Resource-efficient LLM system for local-service search

Senior Machine Learning Engineer, TikTok (Singapore), 2023-present

Background

Local-service search requires understanding short, ambiguous, and often multilingual queries. A user query may contain a location, POI name, brand, service category, user requirement, scenario, or implicit destination intent, but these signals are often mixed together in a few words. Traditional keyword matching, embedding retrieval, and rule-based parsing can produce noisy recall when the query contains ambiguous place names, incomplete POI mentions, informal expressions, or cross-language variants.

The goal of this project was to build a production-ready query-understanding system that can convert raw search queries into reliable structured signals for downstream retrieval, ranking, and product experiences.

Situation and Challenge

The main challenge was not simply extracting entities from text. The system had to work under real search-engine constraints:

  • Retrieval noise was high when location, POI, brand, category, and user requirements were not separated correctly.
  • Text matching and embedding retrieval were often insufficient for ambiguous or long-tail queries.
  • Large online LLM calls were too expensive and too slow for broad search traffic.
  • The system needed to support multiple countries and languages, while remaining stable enough for production deployment.
  • Model outputs had to be structured, verifiable, cache-friendly, and easy for downstream systems to consume.

What I Built

I built a resource-efficient LLM/SLM-based query-understanding pipeline for local-service search. The system extracts structured information from queries, including locations, POIs, brands, service categories, user requirements, and intent attributes. These signals are then used to improve POI grounding, destination understanding, candidate retrieval, and downstream search relevance.

A key design choice was to use a unified compact model under resource constraints. Instead of maintaining separate models for each subtask, the same model family was adapted to serve multiple roles: information extractor, query rewriter, POI recognizer, structured parser, LLM-as-a-judge verifier, and agent-style planner.

How It Works

The training pipeline started with LLM-assisted labeling to generate and refine structured supervision data. I then post-trained compact models using SFT/LoRA and reinforcement-learning-based post-training. This included PPO-style RLHF and DPO-style preference optimization for improving extraction quality, judgment consistency, and planning decisions.

At inference time, the model is used in an agentic pipeline. Depending on query complexity and intermediate confidence, it can decide whether to stop, rewrite, retrieve, verify, or continue reasoning. This makes the system more robust than a one-shot extractor, especially for ambiguous local-service queries where a wrong location or POI decision can send retrieval in the wrong direction.

The pipeline also includes verifier and LLM-as-a-judge components to evaluate structured outputs, reduce hallucination-like errors, and improve consistency before results are written into serving systems.

Deployment Design

To make the system feasible for production search traffic, I designed the deployment around nearline generation and cache-based serving rather than relying only on expensive online LLM inference. The production path follows a nearline architecture:

**Nearline serving path:** query stream / data pipeline → model inference → Kafka-based output flow → cache writing → production cache reading → downstream search systems.

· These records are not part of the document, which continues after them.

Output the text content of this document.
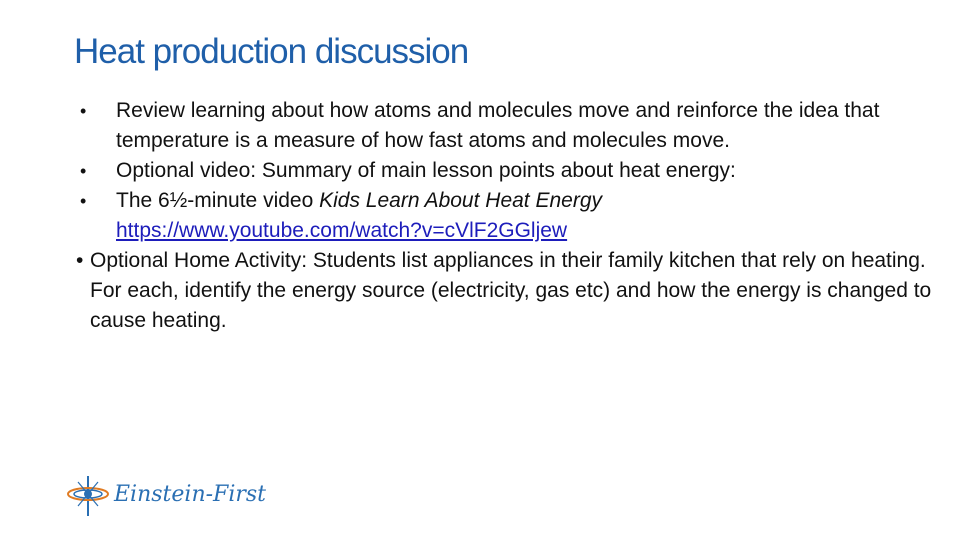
Heat production discussion
• Review learning about how atoms and molecules move and reinforce the idea that temperature is a measure of how fast atoms and molecules move.
• Optional video: Summary of main lesson points about heat energy:
• The 6½-minute video Kids Learn About Heat Energy
https://www.youtube.com/watch?v=cVlF2GGljew
• Optional Home Activity: Students list appliances in their family kitchen that rely on heating. For each, identify the energy source (electricity, gas etc) and how the energy is changed to cause heating.
Einstein-First
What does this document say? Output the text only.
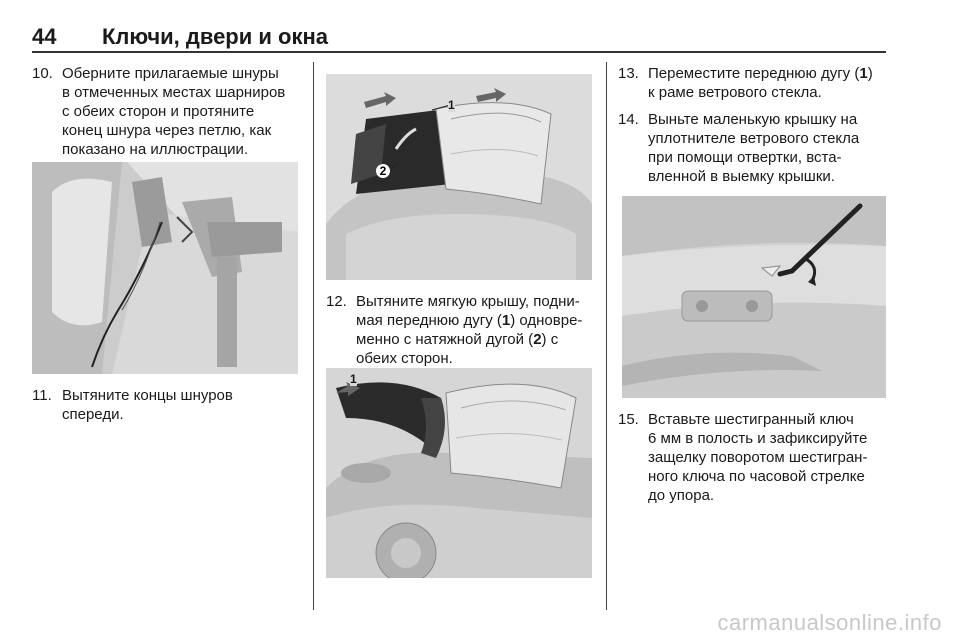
44 Ключи, двери и окна
10. Оберните прилагаемые шнуры
в отмеченных местах шарниров
с обеих сторон и протяните
конец шнура через петлю, как
показано на иллюстрации.
11. Вытяните концы шнуров
спереди.
1
2
12. Вытяните мягкую крышу, подни-
мая переднюю дугу (1) одновре-
менно с натяжной дугой (2) с
обеих сторон.
1
13. Переместите переднюю дугу (1)
к раме ветрового стекла.
14. Выньте маленькую крышку на
уплотнителе ветрового стекла
при помощи отвертки, вста-
вленной в выемку крышки.
15. Вставьте шестигранный ключ
6 мм в полость и зафиксируйте
защелку поворотом шестигран-
ного ключа по часовой стрелке
до упора.
carmanualsonline.info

For model serving, I used quantization, multi-GPU inference, and high-throughput LLM serving techniques. A major engineering focus was cache coverage. I used canonicalized query rewriting and stable structured-output formats to reduce unnecessary key fragmentation, making nearline results reusable across equivalent or near-equivalent query forms. This substantially improved cache coverage and reduced online serving pressure.

Impact

The system improved structured query understanding quality across multiple countries and languages, reaching strong precision/recall levels in evaluation and making local-service search signals more reliable for downstream retrieval and ranking.

It also improved production feasibility: nearline cache-based deployment reduced online model-serving pressure, while canonicalized rewriting increased cache coverage to a high level. More importantly, the framework is generalizable beyond local-service search: the same pattern of LLM labeling, compact-model post-training, verifier/judge modules, agentic planning, and cache-first deployment can be reused for other search-intent understanding tasks.